Georgia Azzali
Il passato conta. Soprattutto se hai fatto parte di un clan che nel Barese fa ancora affari. E paura. Ma quando devi convincere qualcuno a restituirti dei soldi prestati (a strozzo), puoi alzare il livello delle minacce fino a terrorizzarlo. È il copione seguito dall'ex collaboratore di giustizia arrestato dalla Squadra mobile nei giorni scorsi per usura, insieme alla compagna, dopo un'inchiesta coordinata dal pm Paola Dal Monte. Minacce di morte a parole, ma anche regali tutt'altro che graditi dati di persona. E' così che una delle donne in ritardo con i pagamenti si è vista consegnare una confezione con dentro 42 cartucce con palla in piombo e una seconda scatola che ne conteneva altre 26 di diverso calibro. Plichi che lei stessa ha portato in questura il 6 aprile scorso, come emerge dall'ordinanza di custodia cautelare firmata dal gip Mattia Fiorentini. Non solo. Una volta - ha spiegato ancora ai poliziotti - «mi fece vedere una pistola che custodiva in auto, dal lato passeggero».

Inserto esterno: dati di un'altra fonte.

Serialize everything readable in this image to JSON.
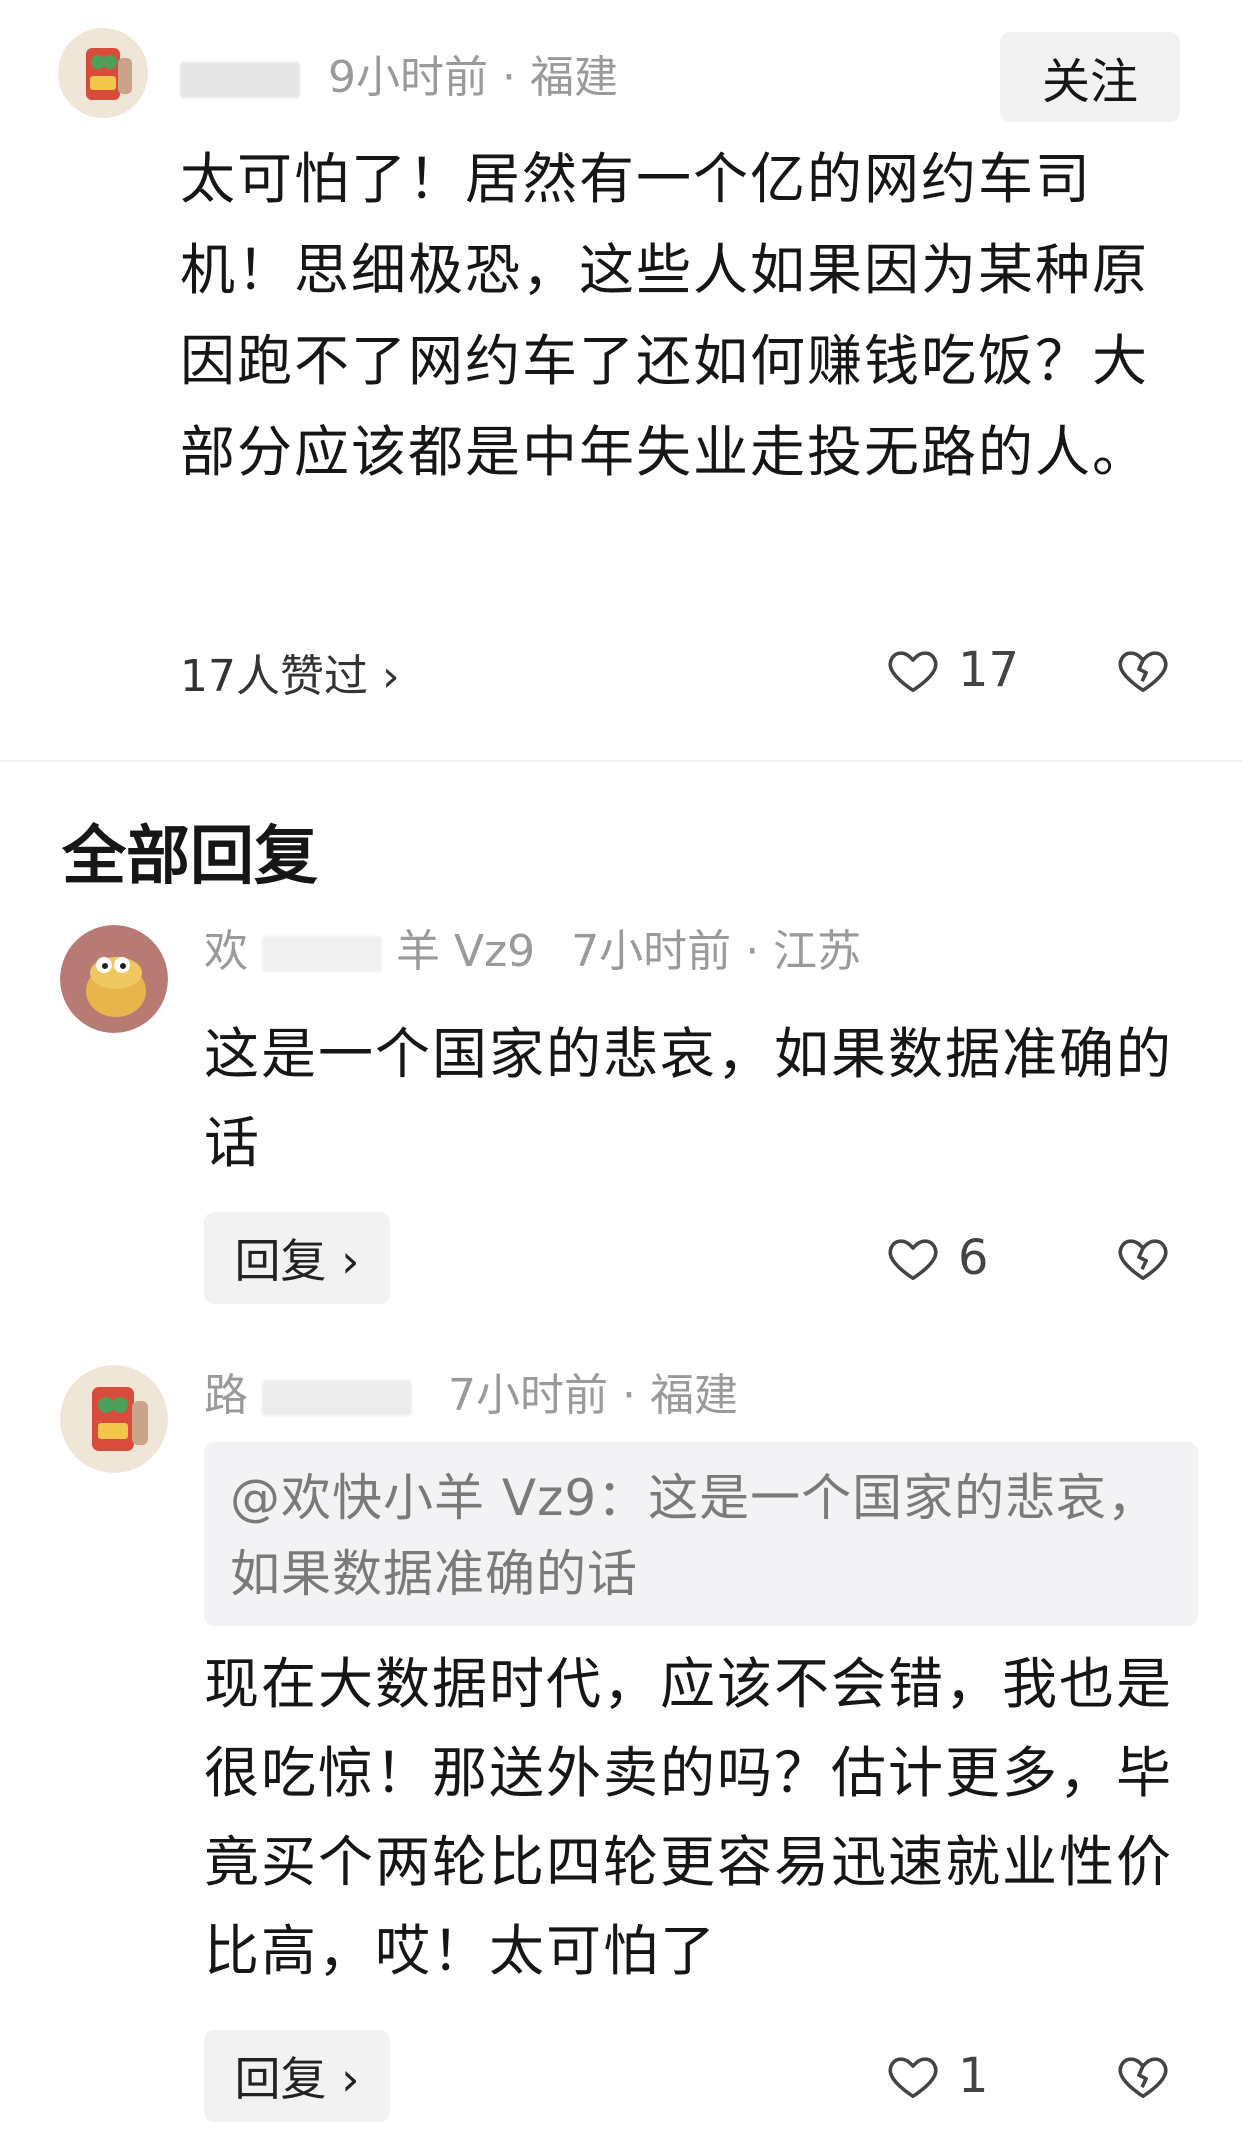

Quarant'anni, uscito dal programma dei collaboratori di giustizia alla fine del 2017 e sino a quel momento aiuto cuoco in un ristorante della provincia, sapeva come fare soldi per far lievitare lo stipendio da dipendente. Prestiti con interessi fino al 450%, secondo gli inquirenti. Ma una mano gliela avrebbe data anche la compagna, 44 anni, pure lei di origine barese, finita ai domiciliari. I rapporti tra i due sarebbero conflittuali da diverso tempo, ma tra il 2013 e il 2014 la donna sarebbe stata al suo fianco nel mandare avanti il business. «... ho consegnato le somme di denaro direttamente alla sua compagna presso la loro abitazione - spiega una delle vittime nella denuncia -. Ogni volta che consegnavo il denaro, annotava su un quaderno il mio nome, la data e la cifra consegnata». Ed è sempre la compagna che viene intercettata mentre chiama un'altra vittima per sollecitare la restituzione dei soldi.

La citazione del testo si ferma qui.